No. This wouldn’t be happening. They would not do this to my family. They would not take everything I’d worked so hard to build. No. Just no.

I breathed in and out, exhaling anger.

Think. It’s a skiptrace. I had done skiptraces. This wasn’t my first rodeo.

Private investigators tended to specialize. Some developed financial profiles and dealt with asset searches. Some took surveillance cases. Others performed background checks. We did a little bit of everything, and I had done my fair share of skiptracing. This was just another skiptrace. Except if I found him, he would sear the flesh off my bones. And the family might still end up on the street, when MII took our house. At least they would get the business name back.

This probably wasn’t the most productive line of thinking.
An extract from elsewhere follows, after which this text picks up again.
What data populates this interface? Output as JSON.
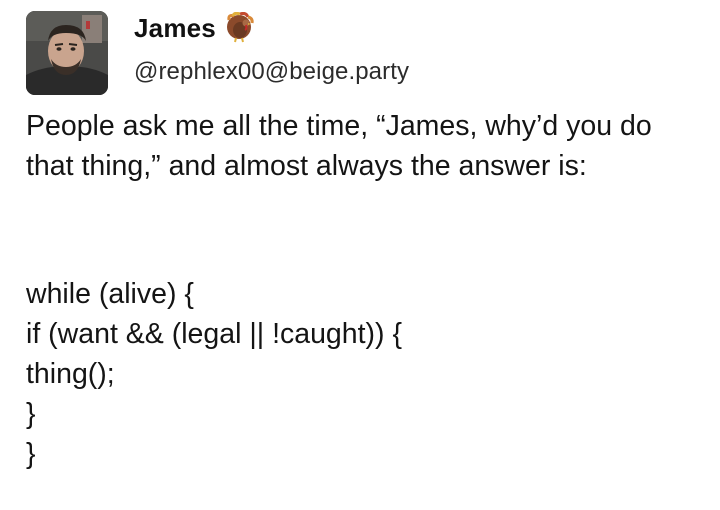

This mess, as my father used to say, was way above my pay grade. I wasn’t even sure where to start. I could go to First National and look at the burned-out wreck. I had handled exactly four arson cases before, all in connection with insurance, and I knew the scene really wouldn’t tell me anything. I didn’t need to determine if Pierce committed the arson. I just had to find him.
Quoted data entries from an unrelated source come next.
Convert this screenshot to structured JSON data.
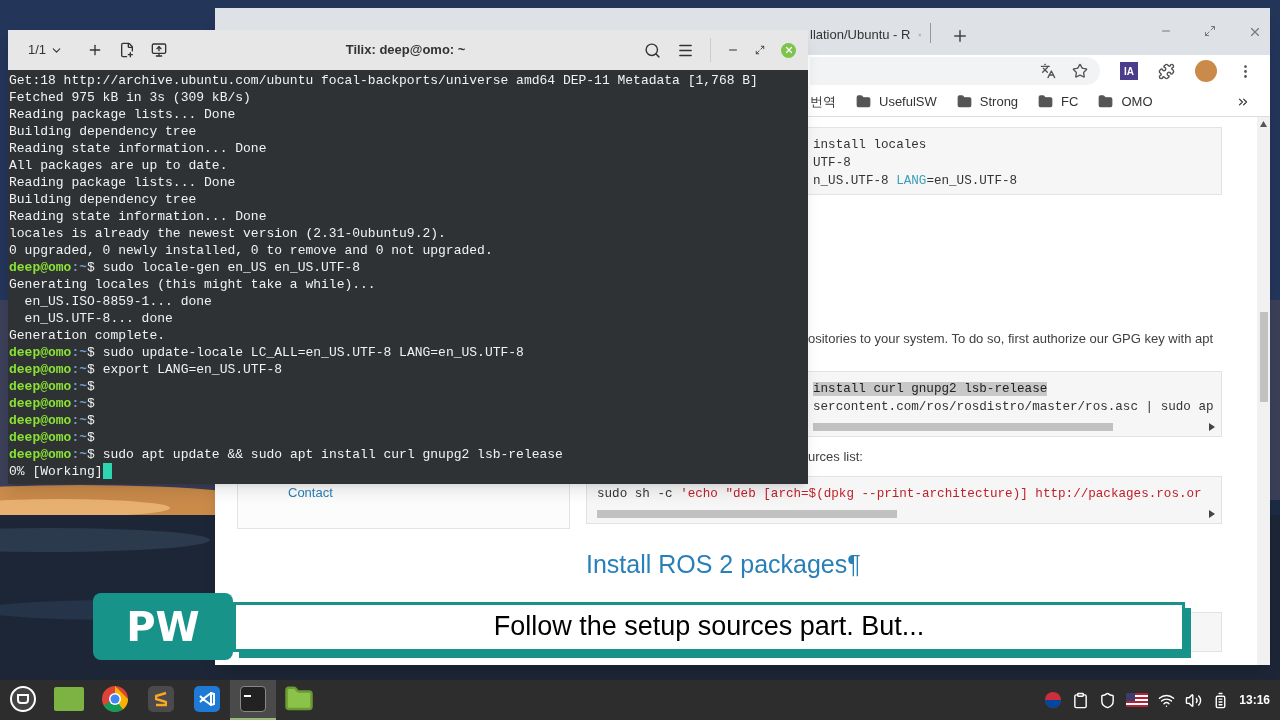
{
  "terminal": {
    "session": "1/1",
    "title": "Tilix: deep@omo: ~",
    "lines": [
      {
        "kind": "output",
        "text": "Get:18 http://archive.ubuntu.com/ubuntu focal-backports/universe amd64 DEP-11 Metadata [1,768 B]"
      },
      {
        "kind": "output",
        "text": "Fetched 975 kB in 3s (309 kB/s)"
      },
      {
        "kind": "output",
        "text": "Reading package lists... Done"
      },
      {
        "kind": "output",
        "text": "Building dependency tree"
      },
      {
        "kind": "output",
        "text": "Reading state information... Done"
      },
      {
        "kind": "output",
        "text": "All packages are up to date."
      },
      {
        "kind": "output",
        "text": "Reading package lists... Done"
      },
      {
        "kind": "output",
        "text": "Building dependency tree"
      },
      {
        "kind": "output",
        "text": "Reading state information... Done"
      },
      {
        "kind": "output",
        "text": "locales is already the newest version (2.31-0ubuntu9.2)."
      },
      {
        "kind": "output",
        "text": "0 upgraded, 0 newly installed, 0 to remove and 0 not upgraded."
      },
      {
        "kind": "prompt",
        "user": "deep@omo",
        "cwd": ":~",
        "symbol": "$",
        "command": "sudo locale-gen en_US en_US.UTF-8"
      },
      {
        "kind": "output",
        "text": "Generating locales (this might take a while)..."
      },
      {
        "kind": "output",
        "text": "  en_US.ISO-8859-1... done"
      },
      {
        "kind": "output",
        "text": "  en_US.UTF-8... done"
      },
      {
        "kind": "output",
        "text": "Generation complete."
      },
      {
        "kind": "prompt",
        "user": "deep@omo",
        "cwd": ":~",
        "symbol": "$",
        "command": "sudo update-locale LC_ALL=en_US.UTF-8 LANG=en_US.UTF-8"
      },
      {
        "kind": "prompt",
        "user": "deep@omo",
        "cwd": ":~",
        "symbol": "$",
        "command": "export LANG=en_US.UTF-8"
      },
      {
        "kind": "prompt",
        "user": "deep@omo",
        "cwd": ":~",
        "symbol": "$"
      },
      {
        "kind": "prompt",
        "user": "deep@omo",
        "cwd": ":~",
        "symbol": "$"
      },
      {
        "kind": "prompt",
        "user": "deep@omo",
        "cwd": ":~",
        "symbol": "$"
      },
      {
        "kind": "prompt",
        "user": "deep@omo",
        "cwd": ":~",
        "symbol": "$"
      },
      {
        "kind": "prompt",
        "user": "deep@omo",
        "cwd": ":~",
        "symbol": "$",
        "command": "sudo apt update && sudo apt install curl gnupg2 lsb-release"
      },
      {
        "kind": "output",
        "text": "0% [Working]",
        "cursor": true
      }
    ]
  },
  "browser": {
    "tab": {
      "title": "llation/Ubuntu - R"
    },
    "bookmarks": [
      {
        "kind": "link",
        "label": "번역"
      },
      {
        "kind": "folder",
        "label": "UsefulSW"
      },
      {
        "kind": "folder",
        "label": "Strong"
      },
      {
        "kind": "folder",
        "label": "FC"
      },
      {
        "kind": "folder",
        "label": "OMO"
      }
    ],
    "extension": "IA",
    "sidebar": {
      "link": "Contact"
    },
    "blocks": [
      {
        "kind": "code",
        "indented": true,
        "lines": [
          [
            {
              "kind": "plain",
              "text": "install locales"
            }
          ],
          [
            {
              "kind": "plain",
              "text": "UTF-8"
            }
          ],
          [
            {
              "kind": "plain",
              "text": "n_US.UTF-8 "
            },
            {
              "kind": "keyword",
              "text": "LANG"
            },
            {
              "kind": "plain",
              "text": "=en_US.UTF-8"
            }
          ]
        ]
      },
      {
        "kind": "text",
        "text": "ositories to your system. To do so, first authorize our GPG key with apt"
      },
      {
        "kind": "code",
        "indented": true,
        "scroll": true,
        "lines": [
          [
            {
              "kind": "selected",
              "text": "install curl gnupg2 lsb-release"
            }
          ],
          [
            {
              "kind": "plain",
              "text": "sercontent.com/ros/rosdistro/master/ros.asc | sudo ap"
            }
          ]
        ]
      },
      {
        "kind": "text",
        "text": "urces list:"
      },
      {
        "kind": "code",
        "indented": false,
        "scroll": true,
        "lines": [
          [
            {
              "kind": "plain",
              "text": "sudo sh -c "
            },
            {
              "kind": "string",
              "text": "'echo \"deb [arch=$(dpkg --print-architecture)] http://packages.ros.or"
            }
          ]
        ]
      },
      {
        "kind": "heading",
        "text": "Install ROS 2 packages¶"
      }
    ]
  },
  "caption": {
    "badge": "PW",
    "text": "Follow the setup sources part. But..."
  },
  "taskbar": {
    "apps": [
      {
        "kind": "mint",
        "selected": false
      },
      {
        "kind": "desktop",
        "selected": false
      },
      {
        "kind": "chrome",
        "selected": false
      },
      {
        "kind": "sublime",
        "selected": false
      },
      {
        "kind": "vscode",
        "selected": false
      },
      {
        "kind": "terminal",
        "selected": true
      },
      {
        "kind": "files",
        "selected": false
      }
    ],
    "clock": "13:16"
  }
}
Pierce had killed a cop and hurt his family. Right now every cop in the Houston metro area was champing at the bit, hoping to put a bullet in Pierce’s handsome head. I bet the cops had a file on Pierce that was a mile thick. That file would be an awesome place to start, except they wouldn’t let me look at it. First, I was a civilian, and second, I was in competition with the cops. In the crime novels, a PI is either an ex-cop or has some cop buddies who owed him a favor and who happily provided him with the department’s files, while carrying on about how it could cost them their job. I had no cop buddies. I tried to avoid them as much as possible. My dad had been friendly with a couple of people, but both of them worked in the Financial Crime Unit, not in Homicide. Besides, right now nobody except Montgomery, me, and Bern knew that I was looking for Pierce. If I put myself on the cop radar, they would start paying attention to what I was doing, which would make finding Pierce harder.
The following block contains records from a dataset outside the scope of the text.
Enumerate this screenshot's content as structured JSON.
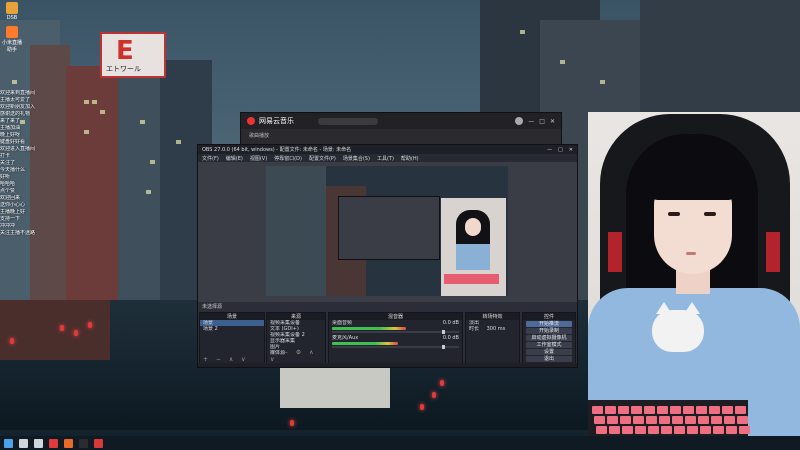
{
  "wallpaper": {
    "sign_char": "E",
    "sign_text": "エトワール"
  },
  "desktop_icons": [
    {
      "label": "DSB",
      "color": "#e8a23a"
    },
    {
      "label": "小米直播助手",
      "color": "#ff7a2a"
    }
  ],
  "chat": [
    {
      "name": "",
      "msg": "欢迎来到直播间"
    },
    {
      "name": "",
      "msg": "主播太可爱了"
    },
    {
      "name": "",
      "msg": "欢迎新朋友加入"
    },
    {
      "name": "",
      "msg": "感谢送的礼物"
    },
    {
      "name": "",
      "msg": "来了来了"
    },
    {
      "name": "",
      "msg": "主播加油"
    },
    {
      "name": "",
      "msg": "晚上好呀"
    },
    {
      "name": "",
      "msg": "键盘好好看"
    },
    {
      "name": "",
      "msg": "欢迎进入直播间"
    },
    {
      "name": "",
      "msg": "打卡"
    },
    {
      "name": "",
      "msg": "关注了"
    },
    {
      "name": "",
      "msg": "今天播什么"
    },
    {
      "name": "",
      "msg": "好听"
    },
    {
      "name": "",
      "msg": "哈哈哈"
    },
    {
      "name": "",
      "msg": "点个赞"
    },
    {
      "name": "",
      "msg": "欢迎回来"
    },
    {
      "name": "",
      "msg": "送你小心心"
    },
    {
      "name": "",
      "msg": "主播晚上好"
    },
    {
      "name": "",
      "msg": "支持一下"
    },
    {
      "name": "",
      "msg": "冲冲冲"
    },
    {
      "name": "",
      "msg": "关注主播不迷路"
    }
  ],
  "music_app": {
    "title": "网易云音乐",
    "subtitle": "歌曲播放",
    "controls": [
      "—",
      "□",
      "✕"
    ]
  },
  "obs": {
    "title": "OBS 27.0.0 (64 bit, windows) - 配置文件: 未命名 - 场景: 未命名",
    "menu": [
      "文件(F)",
      "编辑(E)",
      "视图(V)",
      "停靠窗口(D)",
      "配置文件(P)",
      "场景集合(S)",
      "工具(T)",
      "帮助(H)"
    ],
    "midbar_text": "未选择源",
    "docks": {
      "scenes": {
        "title": "场景",
        "items": [
          "场景",
          "场景 2"
        ],
        "selected": 0
      },
      "sources": {
        "title": "来源",
        "items": [
          "视频采集设备",
          "文本 (GDI+)",
          "视频采集设备 2",
          "显示器采集",
          "图片",
          "媒体源"
        ],
        "selected": -1
      },
      "mixer": {
        "title": "混音器",
        "channels": [
          {
            "label": "桌面音频",
            "value": "0.0 dB",
            "level": 0.62
          },
          {
            "label": "麦克风/Aux",
            "value": "0.0 dB",
            "level": 0.55
          }
        ]
      },
      "transitions": {
        "title": "转场特效",
        "type": "淡出",
        "duration_label": "时长",
        "duration": "300 ms"
      },
      "controls": {
        "title": "控件",
        "buttons": [
          "开始推流",
          "开始录制",
          "启动虚拟摄像机",
          "工作室模式",
          "设置",
          "退出"
        ]
      }
    }
  },
  "taskbar": {
    "icons": [
      {
        "name": "windows-start-icon",
        "color": "#4aa3e8"
      },
      {
        "name": "search-icon",
        "color": "#cfd6dc"
      },
      {
        "name": "task-view-icon",
        "color": "#cfd6dc"
      },
      {
        "name": "netease-music-icon",
        "color": "#e23a3a"
      },
      {
        "name": "browser-icon",
        "color": "#e86a2a"
      },
      {
        "name": "obs-icon",
        "color": "#2c2c30"
      },
      {
        "name": "app-icon",
        "color": "#d83a3a"
      }
    ]
  }
}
Around me downtown Houston hummed with life. The skyscrapers, some glass and steel, some towering monoliths of stone, rose around me. The cobalt building of MII loomed to the left, looking even more like a shark fin. I could almost imagine the pavement cracking, breaking open in huge slabs, and a colossal shark head bristling with razor-sharp glass teeth emerging to swallow me whole. In front of me, traffic inched up the busy street. A red Maserati convertible pulled out of traffic and drove down the Metrorail tracks toward the hospital. The driver, a young guy in a black T-shirt, was putting on cologne. Dumbass.

Above him a large flat-screen billboard mounted on the wall of a stone tower flashed with advertisements. A news segment came on, and an image of a woman in a business suit filled the screen. She was in her late thirties, athletic, attractive, with medium brown skin and a dark wealth of curly hair, currently pulled back from her face into a knot. Everyone in Houston knew her name. Lenora Jordan, Harris County District Attorney. When I was fourteen years old, she walked into the street to face George Kolter. She was fresh out of law school and he was a seasoned fulgurkinetic Prime. He could shoot lightning from fifty feet away, he stood accused of child molestation, and he had decided at the last moment that he wasn’t going to trial. Lenora Jordan walked down the courthouse steps, like a gunfighter from the Old West, summoned chains from thin air, and bound George Kolter to the pavement. The whole thing had been recorded and played by every news outlet. It was epic. Every girl in my grade wanted to be Lenora when she grew up. She was incorruptible, powerful, and smart, she had no fear, and she didn’t take shit from anyone. I had no doubt that if Pierce was apprehended and received his day in court, she would destroy him while making sure that his constitutional rights were perfectly preserved.

I wasn’t Lenora Jordan, no matter how much I wanted to be. If I did run into Pierce by some chance, I couldn’t dramatically bind him. I couldn’t make him do anything against his will either. I would have to somehow convince him that it was in his best interests to come with me.